Esav Complex
From: Gabe
Dear Rabbi,
I don’t understand why Jacob was allowed to deceive Isaac to get the blessing that belonged to Esav, and why he was allowed to take that blessing. Furthermore, what was he doing dressing up as Esav, which certainly seems to indicate that he knew he was doing something wrong? If receiving the blessing was justified, why didn’t he just explain that to Isaac and get the blessing with his consent?
Dear Gabe,
Jacob’s seeming “Esav complex” is one of the more complex topics in the Torah, so I empathize fully with your question. But allow me to present only some of many possible explanations:
First of all, while Esav had the potential to be a very righteous person, he wantonly chose a path of wickedness, and cunningly deceived Isaac into thinking he was the person that his father wanted him to be, and that he could have become if he wanted. But instead, according to traditional sources (see Rashi on the following verses), he was an idolater, a murderer and a glutton (Gen. 25:27-30), and also an adulterer (26:34) who “trapped his father with his mouth” (25:27) by presenting himself as if he meticulously observed Isaac’s ways.
Esav’s deception is what made Isaac mistakenly consider him worthy of his blessing. But Rebecca, exemplifying what the Sages (Berachot 10b) describe as a woman’s keen judgment of character, saw the truth about her wicked son Esav. She therefore understood how dangerous it would be to have such blessing in the “hands of Esav”, and sought to secure the blessing for Jacob, who deserved it and would use it properly.

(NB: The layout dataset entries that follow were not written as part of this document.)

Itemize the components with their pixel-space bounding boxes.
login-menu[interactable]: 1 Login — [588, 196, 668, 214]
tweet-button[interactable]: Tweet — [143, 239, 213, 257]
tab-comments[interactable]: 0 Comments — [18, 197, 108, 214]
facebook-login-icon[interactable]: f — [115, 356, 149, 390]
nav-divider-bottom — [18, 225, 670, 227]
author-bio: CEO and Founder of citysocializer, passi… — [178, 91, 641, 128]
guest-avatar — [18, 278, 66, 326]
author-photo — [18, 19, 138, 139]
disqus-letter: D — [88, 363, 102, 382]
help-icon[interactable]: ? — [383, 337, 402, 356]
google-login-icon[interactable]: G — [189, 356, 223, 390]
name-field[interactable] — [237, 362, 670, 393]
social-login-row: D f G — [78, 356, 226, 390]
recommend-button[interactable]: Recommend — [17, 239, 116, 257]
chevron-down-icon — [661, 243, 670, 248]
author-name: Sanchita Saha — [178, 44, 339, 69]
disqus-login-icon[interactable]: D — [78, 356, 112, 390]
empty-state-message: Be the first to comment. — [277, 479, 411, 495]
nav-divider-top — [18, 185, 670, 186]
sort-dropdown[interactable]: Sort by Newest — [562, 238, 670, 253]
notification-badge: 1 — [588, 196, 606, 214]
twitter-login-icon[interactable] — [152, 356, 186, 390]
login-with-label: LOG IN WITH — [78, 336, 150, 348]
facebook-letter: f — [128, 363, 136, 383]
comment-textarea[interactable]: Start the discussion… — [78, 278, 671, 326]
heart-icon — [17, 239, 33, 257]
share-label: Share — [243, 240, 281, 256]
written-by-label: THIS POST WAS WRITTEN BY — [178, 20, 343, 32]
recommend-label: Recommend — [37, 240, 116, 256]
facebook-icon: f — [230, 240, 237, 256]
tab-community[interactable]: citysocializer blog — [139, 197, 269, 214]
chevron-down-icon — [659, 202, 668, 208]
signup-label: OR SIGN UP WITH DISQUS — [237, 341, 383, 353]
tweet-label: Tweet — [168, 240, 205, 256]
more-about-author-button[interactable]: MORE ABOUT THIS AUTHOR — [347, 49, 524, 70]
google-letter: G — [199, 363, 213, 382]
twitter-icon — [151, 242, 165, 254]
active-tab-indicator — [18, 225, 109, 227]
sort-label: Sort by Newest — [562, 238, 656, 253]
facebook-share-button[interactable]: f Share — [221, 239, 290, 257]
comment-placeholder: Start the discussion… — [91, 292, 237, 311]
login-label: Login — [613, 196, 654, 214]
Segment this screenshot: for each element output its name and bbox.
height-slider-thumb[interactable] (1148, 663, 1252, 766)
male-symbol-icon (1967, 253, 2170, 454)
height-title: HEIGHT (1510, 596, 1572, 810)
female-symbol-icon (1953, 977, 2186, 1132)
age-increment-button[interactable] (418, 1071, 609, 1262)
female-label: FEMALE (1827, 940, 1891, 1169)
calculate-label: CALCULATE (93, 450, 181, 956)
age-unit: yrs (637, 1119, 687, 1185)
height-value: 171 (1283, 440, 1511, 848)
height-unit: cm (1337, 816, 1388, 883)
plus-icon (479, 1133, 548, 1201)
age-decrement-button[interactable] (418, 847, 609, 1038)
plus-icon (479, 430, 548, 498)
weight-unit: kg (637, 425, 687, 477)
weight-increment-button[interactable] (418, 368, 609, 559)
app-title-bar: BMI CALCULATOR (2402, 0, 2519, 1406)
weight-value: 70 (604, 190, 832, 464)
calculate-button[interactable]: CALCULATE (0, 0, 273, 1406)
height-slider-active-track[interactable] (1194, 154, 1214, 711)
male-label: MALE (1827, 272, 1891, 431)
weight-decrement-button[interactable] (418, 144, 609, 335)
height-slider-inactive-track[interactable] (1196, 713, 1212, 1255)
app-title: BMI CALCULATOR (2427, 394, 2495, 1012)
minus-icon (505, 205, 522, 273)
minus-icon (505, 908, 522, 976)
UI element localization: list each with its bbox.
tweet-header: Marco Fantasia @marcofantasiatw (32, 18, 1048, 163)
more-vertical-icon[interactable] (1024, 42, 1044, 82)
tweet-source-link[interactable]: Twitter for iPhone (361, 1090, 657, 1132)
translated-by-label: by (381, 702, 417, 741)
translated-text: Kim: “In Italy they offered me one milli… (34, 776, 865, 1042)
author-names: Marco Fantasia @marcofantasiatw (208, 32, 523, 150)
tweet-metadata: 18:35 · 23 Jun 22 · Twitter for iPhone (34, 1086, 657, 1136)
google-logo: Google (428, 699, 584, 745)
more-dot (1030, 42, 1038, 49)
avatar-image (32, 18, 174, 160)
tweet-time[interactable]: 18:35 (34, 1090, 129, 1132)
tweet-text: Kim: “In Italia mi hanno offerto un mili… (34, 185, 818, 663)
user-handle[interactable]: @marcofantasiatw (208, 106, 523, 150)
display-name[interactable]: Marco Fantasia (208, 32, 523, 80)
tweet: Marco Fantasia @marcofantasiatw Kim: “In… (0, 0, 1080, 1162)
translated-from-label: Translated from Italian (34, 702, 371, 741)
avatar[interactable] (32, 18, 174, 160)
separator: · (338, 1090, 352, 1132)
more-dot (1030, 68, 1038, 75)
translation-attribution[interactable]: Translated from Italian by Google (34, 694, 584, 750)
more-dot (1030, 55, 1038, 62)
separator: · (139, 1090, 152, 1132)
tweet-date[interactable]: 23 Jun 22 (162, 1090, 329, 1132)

According to one explanation (Midrash HaGadol), this blessing was earmarked for the first-born, so that when Esav gluttonously despised the birthright and sold it to Jacob (Gen. 25:34), the right to the blessing was thereby transferred to Jacob. Jacob didn’t tell Isaac of the sale because he did not want to make Esav look bad, nor did he want to hurt his father over Esav’s despising of the birthright. But Esav knew that he forfeited the blessing and that it really belonged to Jacob, and yet he continued to deceive his father and went along with Isaac’s mistaken intention to bless him. So it was not Jacob that was deceiving his father to get Esav’s blessing, but rather Esav deceiving him to get Jacob’s.
So why didn’t Rebecca or Jacob intervene by revealing this directly to Isaac; why did they contrive a deception of their own? Because at that point, time was of the essence, and if they had revealed the truth of Esav’s long-standing deception of Isaac, he, convinced of Esav’s “innocence”, would have consulted with Esav about their accusations. At that point, Esav would very likely have murdered Jacob, which he ultimately intended to do, and which was the reason Jacob fled to Rebecca’s family (27:41-43). So Jacob was justified in protecting for himself through cunning that which Esav intended to steal from him through cunning.
According to another explanation (brought in Artscroll, Gen. 27:1-4, p. 134), the blessing was not necessarily earmarked for the first-born, but rather it was intended by Isaac to be for Esav. But this was because, even in Isaac’s mistaken understanding that both brothers were righteous, Esav was more interested in this-worldly matters while Jacob was focused more on spirituality. Accordingly, Isaac intended to give Esav the blessing for material bounty in order that he would help support Jacob’s Torah study, which would in turn benefit Esav as well. He thought that the brothers would maintain this mutually-beneficial relationship, as did later the tribes of Issachar and Zevulun. Rebecca knew that that was the farthest thing from Esav’s mind, but rather he would take the blessing for himself and not share any of it with Jacob, effectively strangulating the life-line of Torah. She therefore had Jacob “dress-up” as Esav, meaning she equipped him to be involved in this-worldly pursuits, in order to receive material blessing for the purpose of supporting and studying Torah.